Additionally, as noted in Is there something special about the normal distribution in the context of the random vector being equally likely to point in any direction?, it is possible to make a spherically-symmetric $n$-dimensional distribution that is not a multivariate Gaussian, and then you can use this to get a vector in a uniformly-distributed direction without using rejection.

But let's just look at why the multivariate Gaussian works, and not worry about other ways you could have generated a random direction.

The probability density of a single standard normal variable is $$ f_{N(0,1)}(x) = \frac{e^{-x^2/2}}{\sqrt{2\pi}} . $$

But we can take $n$ independently distributed variables with this same density and using them to determine the $n$ coordinates of a vector in an $n$-dimensional Euclidean vector space.
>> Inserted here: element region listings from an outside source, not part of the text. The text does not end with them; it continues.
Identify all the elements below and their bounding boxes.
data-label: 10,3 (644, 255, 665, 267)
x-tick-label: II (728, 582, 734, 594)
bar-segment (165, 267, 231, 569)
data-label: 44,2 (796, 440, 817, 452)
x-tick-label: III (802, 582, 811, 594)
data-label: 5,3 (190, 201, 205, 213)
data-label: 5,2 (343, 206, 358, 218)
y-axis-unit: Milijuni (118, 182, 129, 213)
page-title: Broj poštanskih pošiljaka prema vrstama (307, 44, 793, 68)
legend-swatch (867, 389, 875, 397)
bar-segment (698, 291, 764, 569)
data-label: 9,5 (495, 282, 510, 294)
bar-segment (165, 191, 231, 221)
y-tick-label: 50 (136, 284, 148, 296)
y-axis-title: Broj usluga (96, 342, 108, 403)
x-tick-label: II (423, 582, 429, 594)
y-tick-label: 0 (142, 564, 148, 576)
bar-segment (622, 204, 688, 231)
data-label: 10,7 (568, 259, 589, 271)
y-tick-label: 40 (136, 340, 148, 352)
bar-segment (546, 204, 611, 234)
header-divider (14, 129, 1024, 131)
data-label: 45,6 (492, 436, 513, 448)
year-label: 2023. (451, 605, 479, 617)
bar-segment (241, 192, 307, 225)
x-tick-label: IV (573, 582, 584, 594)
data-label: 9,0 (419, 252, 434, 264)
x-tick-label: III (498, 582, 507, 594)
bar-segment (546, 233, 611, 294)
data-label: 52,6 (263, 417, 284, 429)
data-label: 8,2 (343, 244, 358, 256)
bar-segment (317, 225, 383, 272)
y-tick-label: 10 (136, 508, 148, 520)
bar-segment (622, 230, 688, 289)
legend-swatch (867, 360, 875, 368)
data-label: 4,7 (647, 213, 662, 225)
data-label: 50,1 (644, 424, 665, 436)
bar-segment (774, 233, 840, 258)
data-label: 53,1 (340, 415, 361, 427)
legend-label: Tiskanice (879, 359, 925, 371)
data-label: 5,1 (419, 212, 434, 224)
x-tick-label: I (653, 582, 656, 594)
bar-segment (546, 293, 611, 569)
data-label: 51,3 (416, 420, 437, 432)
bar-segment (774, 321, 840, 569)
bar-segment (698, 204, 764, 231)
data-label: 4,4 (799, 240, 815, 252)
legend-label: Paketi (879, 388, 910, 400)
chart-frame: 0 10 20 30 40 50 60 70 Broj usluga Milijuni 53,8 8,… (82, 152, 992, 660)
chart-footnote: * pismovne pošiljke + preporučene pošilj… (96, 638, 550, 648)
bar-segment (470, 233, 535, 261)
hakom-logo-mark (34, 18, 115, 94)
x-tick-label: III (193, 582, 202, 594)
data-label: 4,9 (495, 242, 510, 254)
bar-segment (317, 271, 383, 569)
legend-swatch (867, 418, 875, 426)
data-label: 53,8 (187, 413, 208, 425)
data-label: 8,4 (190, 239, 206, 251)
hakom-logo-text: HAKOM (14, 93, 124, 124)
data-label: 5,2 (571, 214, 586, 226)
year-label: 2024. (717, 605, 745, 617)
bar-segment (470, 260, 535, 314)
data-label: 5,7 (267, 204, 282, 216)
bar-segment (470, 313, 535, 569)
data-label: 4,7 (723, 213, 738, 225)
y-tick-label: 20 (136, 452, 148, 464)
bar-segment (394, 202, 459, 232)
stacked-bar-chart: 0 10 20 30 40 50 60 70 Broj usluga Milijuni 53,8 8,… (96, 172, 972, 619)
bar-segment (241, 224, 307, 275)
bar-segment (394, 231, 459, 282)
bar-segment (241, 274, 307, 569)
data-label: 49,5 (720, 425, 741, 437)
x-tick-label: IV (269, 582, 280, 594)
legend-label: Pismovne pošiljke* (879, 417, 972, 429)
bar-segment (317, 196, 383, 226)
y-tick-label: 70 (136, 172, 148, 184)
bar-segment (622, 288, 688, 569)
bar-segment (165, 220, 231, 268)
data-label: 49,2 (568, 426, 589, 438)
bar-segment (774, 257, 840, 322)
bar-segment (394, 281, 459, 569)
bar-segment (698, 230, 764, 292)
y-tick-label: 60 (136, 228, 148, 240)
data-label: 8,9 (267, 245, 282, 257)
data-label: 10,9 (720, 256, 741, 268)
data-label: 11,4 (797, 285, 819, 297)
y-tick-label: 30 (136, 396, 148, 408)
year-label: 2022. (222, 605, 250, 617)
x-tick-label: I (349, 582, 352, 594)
We get a vector $\mathbf x$ with coordinates $(x_1, x_2, x_3, \ldots, x_n).$ Since the variables are all independent, we can get the density of their joint distribution at that point just by multiplying together their univariate densities at $x_1,$ $x_2,$, $x_3,$ etc. That is, the density of the joint distribution at $\mathbf x$ is \begin{align} f(x_1, x_2, x_3, \ldots, x_n) &= f_{N(0,1)}(x_1) f_{N(0,1)}(x_2) f_{N(0,1)}(x_3) \cdots f_{N(0,1)}(x_n) \\ &= \left(\frac{e^{-x_1^2/2}}{\sqrt{2\pi}} \right) \left(\frac{e^{-x_2^2/2}}{\sqrt{2\pi}} \right) \left(\frac{e^{-x_3^2/2}}{\sqrt{2\pi}} \right)\cdots \left(\frac{e^{-x_n^2/2}}{\sqrt{2\pi}} \right) \\ &= \frac{e^{-(x_1^2 + x_2^2 + x_3^2 + \cdots + x_n^2)/2}}{(2\pi)^{n/2}} \end{align}

But in $n$ dimensions, the length of a vector with coordinates $(x_1, x_2, x_3, \ldots, x_n)$ is $\sqrt{x_1^2 + x_2^2 + x_3^2 + \cdots + x_n^2}.$ So if we let $r = \sqrt{x_1^2 + x_2^2 + x_3^2 + \cdots + x_n^2}$ (that is, $r$ is the length of the random vector $\mathbf x$), then $$ f(x_1, x_2, x_3, \ldots, x_n) = \frac{e^{-r^2/2}}{(2\pi)^{n/2}}. $$

That is, the distribution $f$ is spherically symmetric--it is a function purely of the length of the vector, without regard for its direction. The density at distance $r$ from the origin is the same in every direction; every direction is equally likely.

OK, so now we have a random vector of some random length, equally likely to be in any direction. But you want a unit vector pointing in a random direction. So we take our random vector of random length, and find the unit vector in the same direction (which is still equally likely to be any direction). We do this by dividing by the length of the vector: $$ \mathbf d = \frac{\mathbf x}{r} = \frac{(x_1, x_2, x_3, \ldots, x_n)} {\sqrt{x_1^2 + x_2^2 + x_3^2 + \cdots + x_n^2}} = \left(\sum_{i=0}^n x_i^2\right)^{-1/2} (x_1, x_2, x_3, \ldots, x_n). $$

And there's the formula given in the mathoverflow answer.